|(c) Janey Stevens|
SNOW SISTERS, was published on 21 September, 2017 by Honno, the Welsh Women's Press. It has been chosen by the Welsh Books Council as their October Book of the Month.
GHOSTBIRD, her first novel, was published in March 2016. The book was chosen as Waterstones Wales and Welsh Independent Bookshops 'Book Of The Month' for April 2016. It was longlisted for the Guardian 'Not the Booker' prize 2016 and nominated for the Guardian Readers' Book of the Year 2016.
I live in west Wales in a small flat overlooking the hills which, more often than not, are shrouded in mist. I’m a feminist and something of a flâneuse. My stories are rooted in Wales and concern the nature of family relationships, in particular those between sisters, and mothers and daughters.
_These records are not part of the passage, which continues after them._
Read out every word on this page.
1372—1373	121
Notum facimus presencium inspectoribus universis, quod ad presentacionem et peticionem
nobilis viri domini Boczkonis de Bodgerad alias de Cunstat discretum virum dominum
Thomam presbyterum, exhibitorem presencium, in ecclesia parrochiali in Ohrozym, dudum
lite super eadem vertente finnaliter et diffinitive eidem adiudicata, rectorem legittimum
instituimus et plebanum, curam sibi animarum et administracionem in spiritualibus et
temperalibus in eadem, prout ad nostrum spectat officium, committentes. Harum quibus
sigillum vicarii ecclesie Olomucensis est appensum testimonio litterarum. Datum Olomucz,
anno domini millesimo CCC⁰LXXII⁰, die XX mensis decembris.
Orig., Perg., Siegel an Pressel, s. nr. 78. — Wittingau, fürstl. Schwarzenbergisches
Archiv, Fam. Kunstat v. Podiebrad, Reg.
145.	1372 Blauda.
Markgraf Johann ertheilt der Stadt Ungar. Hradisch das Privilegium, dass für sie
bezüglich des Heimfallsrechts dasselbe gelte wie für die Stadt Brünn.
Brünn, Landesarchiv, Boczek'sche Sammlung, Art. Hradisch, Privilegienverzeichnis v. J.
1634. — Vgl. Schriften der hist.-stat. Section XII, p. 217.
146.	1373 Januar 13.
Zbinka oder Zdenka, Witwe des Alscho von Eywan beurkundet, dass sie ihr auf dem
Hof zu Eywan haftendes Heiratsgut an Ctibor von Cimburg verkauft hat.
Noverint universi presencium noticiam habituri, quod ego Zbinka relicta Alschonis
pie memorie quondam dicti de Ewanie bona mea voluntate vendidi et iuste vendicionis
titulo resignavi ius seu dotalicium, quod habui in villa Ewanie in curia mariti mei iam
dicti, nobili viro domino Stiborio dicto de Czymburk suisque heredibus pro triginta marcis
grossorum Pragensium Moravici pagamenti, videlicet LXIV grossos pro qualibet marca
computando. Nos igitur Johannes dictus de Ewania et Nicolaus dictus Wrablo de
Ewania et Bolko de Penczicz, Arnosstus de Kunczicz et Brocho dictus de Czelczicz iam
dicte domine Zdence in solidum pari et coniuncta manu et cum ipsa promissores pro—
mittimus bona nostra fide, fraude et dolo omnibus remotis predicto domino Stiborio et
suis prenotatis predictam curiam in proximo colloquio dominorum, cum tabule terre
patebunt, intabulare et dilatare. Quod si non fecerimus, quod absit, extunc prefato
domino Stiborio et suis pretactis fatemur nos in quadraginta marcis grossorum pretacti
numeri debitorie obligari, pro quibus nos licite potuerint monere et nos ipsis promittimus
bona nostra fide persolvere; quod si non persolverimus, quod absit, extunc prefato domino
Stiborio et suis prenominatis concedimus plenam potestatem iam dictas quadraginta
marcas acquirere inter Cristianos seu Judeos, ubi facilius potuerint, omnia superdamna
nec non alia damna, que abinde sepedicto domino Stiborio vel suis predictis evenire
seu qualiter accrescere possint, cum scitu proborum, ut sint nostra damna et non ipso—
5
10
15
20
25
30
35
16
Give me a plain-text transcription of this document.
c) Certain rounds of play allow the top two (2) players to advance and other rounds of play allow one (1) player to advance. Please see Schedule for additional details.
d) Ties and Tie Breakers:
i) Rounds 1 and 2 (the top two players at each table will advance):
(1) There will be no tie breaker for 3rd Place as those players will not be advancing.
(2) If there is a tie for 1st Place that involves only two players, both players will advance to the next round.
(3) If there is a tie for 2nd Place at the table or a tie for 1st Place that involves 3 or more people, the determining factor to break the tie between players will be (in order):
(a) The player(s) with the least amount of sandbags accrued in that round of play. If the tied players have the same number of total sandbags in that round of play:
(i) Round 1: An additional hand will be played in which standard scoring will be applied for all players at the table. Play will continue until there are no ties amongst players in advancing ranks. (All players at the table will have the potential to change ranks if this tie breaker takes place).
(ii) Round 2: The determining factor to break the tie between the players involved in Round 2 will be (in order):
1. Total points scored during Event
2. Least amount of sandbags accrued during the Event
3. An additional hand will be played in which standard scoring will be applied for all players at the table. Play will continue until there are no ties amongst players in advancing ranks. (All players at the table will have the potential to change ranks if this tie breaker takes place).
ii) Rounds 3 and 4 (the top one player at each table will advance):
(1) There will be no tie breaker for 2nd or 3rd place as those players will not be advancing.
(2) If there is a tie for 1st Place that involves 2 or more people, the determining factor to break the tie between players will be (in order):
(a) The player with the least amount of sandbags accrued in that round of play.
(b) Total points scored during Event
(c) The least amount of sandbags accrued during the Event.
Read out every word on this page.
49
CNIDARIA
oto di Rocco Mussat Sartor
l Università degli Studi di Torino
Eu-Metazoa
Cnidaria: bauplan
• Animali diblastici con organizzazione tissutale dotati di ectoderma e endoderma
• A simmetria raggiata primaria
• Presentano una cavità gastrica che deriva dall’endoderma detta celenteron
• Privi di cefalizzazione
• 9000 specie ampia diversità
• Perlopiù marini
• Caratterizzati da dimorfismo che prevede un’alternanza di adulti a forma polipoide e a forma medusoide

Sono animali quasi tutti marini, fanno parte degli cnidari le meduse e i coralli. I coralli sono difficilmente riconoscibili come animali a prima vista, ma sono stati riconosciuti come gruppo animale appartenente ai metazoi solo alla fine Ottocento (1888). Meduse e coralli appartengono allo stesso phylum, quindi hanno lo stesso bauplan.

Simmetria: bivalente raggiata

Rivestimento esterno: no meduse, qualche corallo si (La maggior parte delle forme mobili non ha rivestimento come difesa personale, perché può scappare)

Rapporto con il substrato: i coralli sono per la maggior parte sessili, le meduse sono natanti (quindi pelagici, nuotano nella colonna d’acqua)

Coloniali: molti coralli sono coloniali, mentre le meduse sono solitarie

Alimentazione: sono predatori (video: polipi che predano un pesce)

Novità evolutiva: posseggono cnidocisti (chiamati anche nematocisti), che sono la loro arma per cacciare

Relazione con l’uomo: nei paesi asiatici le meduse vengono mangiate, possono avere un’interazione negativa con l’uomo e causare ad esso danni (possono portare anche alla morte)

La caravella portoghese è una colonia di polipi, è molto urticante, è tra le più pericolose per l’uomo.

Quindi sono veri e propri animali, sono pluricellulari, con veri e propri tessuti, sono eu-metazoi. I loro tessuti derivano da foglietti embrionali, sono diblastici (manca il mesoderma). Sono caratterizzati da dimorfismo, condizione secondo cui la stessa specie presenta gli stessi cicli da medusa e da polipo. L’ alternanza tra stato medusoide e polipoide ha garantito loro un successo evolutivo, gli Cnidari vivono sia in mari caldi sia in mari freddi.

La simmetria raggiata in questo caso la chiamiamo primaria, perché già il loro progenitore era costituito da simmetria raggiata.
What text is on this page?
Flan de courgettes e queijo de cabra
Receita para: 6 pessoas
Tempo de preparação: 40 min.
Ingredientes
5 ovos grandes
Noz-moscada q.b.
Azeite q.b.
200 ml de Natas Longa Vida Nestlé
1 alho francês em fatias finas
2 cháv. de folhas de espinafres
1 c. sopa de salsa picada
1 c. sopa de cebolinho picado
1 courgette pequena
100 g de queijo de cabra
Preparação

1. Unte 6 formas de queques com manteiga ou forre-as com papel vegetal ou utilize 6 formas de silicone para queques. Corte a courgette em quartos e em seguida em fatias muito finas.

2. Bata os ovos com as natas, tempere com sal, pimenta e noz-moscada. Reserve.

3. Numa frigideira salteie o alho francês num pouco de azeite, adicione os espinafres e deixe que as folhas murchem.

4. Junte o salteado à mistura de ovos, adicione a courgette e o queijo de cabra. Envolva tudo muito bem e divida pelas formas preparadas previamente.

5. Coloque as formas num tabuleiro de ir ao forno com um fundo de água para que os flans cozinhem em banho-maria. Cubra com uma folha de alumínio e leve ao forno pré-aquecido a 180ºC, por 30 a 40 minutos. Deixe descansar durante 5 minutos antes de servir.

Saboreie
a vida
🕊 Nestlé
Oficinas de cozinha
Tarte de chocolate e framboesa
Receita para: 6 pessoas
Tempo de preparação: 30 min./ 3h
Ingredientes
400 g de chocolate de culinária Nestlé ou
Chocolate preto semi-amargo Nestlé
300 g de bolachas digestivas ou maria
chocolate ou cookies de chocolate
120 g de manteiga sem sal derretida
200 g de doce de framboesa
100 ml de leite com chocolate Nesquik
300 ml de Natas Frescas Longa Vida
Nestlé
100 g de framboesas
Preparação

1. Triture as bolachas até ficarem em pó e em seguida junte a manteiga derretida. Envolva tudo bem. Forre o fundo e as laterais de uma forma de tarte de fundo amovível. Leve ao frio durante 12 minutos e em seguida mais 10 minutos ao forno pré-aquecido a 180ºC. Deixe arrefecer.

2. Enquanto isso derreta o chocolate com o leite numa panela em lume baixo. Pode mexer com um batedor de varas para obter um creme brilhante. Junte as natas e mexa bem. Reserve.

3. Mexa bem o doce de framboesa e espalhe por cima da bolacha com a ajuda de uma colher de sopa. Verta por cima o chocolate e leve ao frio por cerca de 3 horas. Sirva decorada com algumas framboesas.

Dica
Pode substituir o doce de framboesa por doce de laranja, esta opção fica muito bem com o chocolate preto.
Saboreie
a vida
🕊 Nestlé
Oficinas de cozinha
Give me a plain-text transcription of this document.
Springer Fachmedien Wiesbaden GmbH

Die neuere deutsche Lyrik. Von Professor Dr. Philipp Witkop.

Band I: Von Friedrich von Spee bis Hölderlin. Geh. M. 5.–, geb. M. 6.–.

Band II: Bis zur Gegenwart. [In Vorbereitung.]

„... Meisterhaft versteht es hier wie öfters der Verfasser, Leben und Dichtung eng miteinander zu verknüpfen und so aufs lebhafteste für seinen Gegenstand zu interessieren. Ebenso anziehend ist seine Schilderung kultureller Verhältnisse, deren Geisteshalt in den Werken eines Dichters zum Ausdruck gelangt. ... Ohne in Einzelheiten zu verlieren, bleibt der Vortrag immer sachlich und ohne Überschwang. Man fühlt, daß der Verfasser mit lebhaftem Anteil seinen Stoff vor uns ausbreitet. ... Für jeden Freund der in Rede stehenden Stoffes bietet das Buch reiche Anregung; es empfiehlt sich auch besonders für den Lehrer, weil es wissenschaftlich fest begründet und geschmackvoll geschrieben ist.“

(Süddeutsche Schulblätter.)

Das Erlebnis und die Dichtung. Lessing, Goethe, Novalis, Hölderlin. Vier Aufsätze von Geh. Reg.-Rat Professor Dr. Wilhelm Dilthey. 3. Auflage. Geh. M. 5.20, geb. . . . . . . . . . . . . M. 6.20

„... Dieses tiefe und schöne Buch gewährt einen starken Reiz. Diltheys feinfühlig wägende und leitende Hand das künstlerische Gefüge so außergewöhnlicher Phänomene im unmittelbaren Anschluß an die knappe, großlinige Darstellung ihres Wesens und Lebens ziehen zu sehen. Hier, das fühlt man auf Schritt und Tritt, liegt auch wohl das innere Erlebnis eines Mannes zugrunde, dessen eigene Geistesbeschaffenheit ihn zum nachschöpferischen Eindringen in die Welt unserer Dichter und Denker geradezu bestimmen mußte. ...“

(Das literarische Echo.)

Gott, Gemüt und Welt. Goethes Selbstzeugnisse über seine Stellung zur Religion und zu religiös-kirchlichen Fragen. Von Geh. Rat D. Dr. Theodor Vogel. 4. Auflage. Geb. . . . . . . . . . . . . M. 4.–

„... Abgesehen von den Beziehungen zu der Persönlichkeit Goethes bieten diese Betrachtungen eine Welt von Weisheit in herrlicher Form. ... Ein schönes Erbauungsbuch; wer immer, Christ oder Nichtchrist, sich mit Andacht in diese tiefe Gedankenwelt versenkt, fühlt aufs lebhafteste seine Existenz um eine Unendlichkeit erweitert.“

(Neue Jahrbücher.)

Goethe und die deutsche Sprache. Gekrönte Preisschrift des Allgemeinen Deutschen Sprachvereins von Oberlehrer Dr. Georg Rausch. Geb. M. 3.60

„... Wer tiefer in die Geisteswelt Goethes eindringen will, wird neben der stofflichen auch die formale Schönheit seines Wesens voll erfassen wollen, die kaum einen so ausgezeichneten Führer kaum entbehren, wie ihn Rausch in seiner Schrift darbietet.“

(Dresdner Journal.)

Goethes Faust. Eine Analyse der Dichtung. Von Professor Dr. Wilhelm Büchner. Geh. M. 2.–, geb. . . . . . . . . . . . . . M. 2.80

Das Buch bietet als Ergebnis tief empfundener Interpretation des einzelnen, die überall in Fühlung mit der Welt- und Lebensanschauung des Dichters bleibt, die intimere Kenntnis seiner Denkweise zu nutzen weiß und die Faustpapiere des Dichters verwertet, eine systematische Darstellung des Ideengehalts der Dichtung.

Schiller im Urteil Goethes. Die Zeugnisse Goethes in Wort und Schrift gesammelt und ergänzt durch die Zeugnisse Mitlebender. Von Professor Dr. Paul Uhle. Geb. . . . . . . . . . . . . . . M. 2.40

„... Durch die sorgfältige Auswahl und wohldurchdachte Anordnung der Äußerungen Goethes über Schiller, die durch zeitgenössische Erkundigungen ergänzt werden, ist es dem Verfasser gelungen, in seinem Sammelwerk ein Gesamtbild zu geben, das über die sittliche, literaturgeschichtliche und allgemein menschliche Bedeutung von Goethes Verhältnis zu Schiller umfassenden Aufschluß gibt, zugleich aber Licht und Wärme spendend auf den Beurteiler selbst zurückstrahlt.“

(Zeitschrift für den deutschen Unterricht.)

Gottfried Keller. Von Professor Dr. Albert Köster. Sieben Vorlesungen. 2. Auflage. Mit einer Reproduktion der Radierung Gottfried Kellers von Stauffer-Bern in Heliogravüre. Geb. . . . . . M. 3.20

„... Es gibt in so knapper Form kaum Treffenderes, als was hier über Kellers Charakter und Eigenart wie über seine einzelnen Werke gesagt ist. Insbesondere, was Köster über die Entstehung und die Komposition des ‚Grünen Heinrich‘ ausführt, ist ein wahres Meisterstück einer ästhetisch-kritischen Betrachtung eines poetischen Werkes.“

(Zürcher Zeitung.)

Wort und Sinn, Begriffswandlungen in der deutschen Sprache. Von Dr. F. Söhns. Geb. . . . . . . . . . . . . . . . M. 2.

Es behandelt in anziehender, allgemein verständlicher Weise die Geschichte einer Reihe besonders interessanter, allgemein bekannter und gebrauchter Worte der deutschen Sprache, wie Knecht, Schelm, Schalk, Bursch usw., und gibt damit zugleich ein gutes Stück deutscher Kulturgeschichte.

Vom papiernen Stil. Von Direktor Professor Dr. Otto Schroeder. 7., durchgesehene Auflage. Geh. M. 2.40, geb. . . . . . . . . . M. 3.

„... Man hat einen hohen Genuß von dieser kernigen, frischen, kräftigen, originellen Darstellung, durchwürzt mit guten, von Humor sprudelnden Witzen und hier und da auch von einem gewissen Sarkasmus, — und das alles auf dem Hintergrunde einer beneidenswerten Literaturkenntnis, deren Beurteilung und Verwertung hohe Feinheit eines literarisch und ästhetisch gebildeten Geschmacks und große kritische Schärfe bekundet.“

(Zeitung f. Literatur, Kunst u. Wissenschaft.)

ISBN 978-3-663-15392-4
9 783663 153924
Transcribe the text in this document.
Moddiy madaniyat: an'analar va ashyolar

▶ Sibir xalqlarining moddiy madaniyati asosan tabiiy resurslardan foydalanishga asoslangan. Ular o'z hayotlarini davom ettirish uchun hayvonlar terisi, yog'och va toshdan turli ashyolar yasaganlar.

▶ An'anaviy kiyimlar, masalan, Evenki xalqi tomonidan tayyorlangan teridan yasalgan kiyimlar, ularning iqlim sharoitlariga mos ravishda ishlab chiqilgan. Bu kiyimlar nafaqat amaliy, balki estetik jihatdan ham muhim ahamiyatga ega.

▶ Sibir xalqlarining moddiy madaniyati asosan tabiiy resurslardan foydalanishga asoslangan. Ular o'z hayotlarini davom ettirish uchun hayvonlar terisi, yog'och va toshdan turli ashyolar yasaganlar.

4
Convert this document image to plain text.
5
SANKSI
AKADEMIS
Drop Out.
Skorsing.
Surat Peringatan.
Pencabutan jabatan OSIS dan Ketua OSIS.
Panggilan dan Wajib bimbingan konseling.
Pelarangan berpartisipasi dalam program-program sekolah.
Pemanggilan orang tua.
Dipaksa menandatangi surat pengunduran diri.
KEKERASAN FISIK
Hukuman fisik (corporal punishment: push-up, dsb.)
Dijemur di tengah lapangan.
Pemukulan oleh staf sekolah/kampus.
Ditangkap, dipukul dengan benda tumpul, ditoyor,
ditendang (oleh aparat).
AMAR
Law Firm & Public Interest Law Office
I lace them with birds, secrets, old houses and a touch of Welsh Gothic.
What’s the best thing about being a writer?
Waking up each day knowing exactly what the plan is. And being published – twice – is a lovely bonus!
There is no worst! I enjoy every aspect of writing.
Do you have a special writing place?
I’m fortunate to have a spare bedroom which I use as a study.
Which writers to you most admire and why?
I have a particular fondness for Virginia Woolf and never grow tired of reading her diaries and letters. I admire the stylishness of these writers in particular: Edna O’Brien, Daphne du Maurier, A S Byatt, Eimear McBride, Amy Sackville, Alice Hoffman and Harper Lee. So many writers to admire – far too many to list.
If you could choose a different genre to write in for just one book – what would it be?
Having found my niche as a writer, I have no inclination to write in a different genre. I’ve played with stories for children but it’s a unique discipline; I don’t think I have the patience.
What was your inspiration behind your latest novel, Snow Sisters?
Initially, a hankering to write snow scenes! One of the main protagonists in the story – the younger sister, Meredith – was a left-over character from a novel I was never meant to write. I knew I wasn’t done with her and when the notion of a Victorian ghost came (from wherever these ideas do) I knew Meredith, with her insatiable curiosity and courage, was the key to unlocking the ghost’s voice.
What three tips would you offer up-and-coming authors?
Read everything: widely, critically and insatiably. Write every day – even if it’s only a note on the back of your hand – and never, ever use the word ‘aspiring’ about yourself. If you are writing, published or not, you are a writer.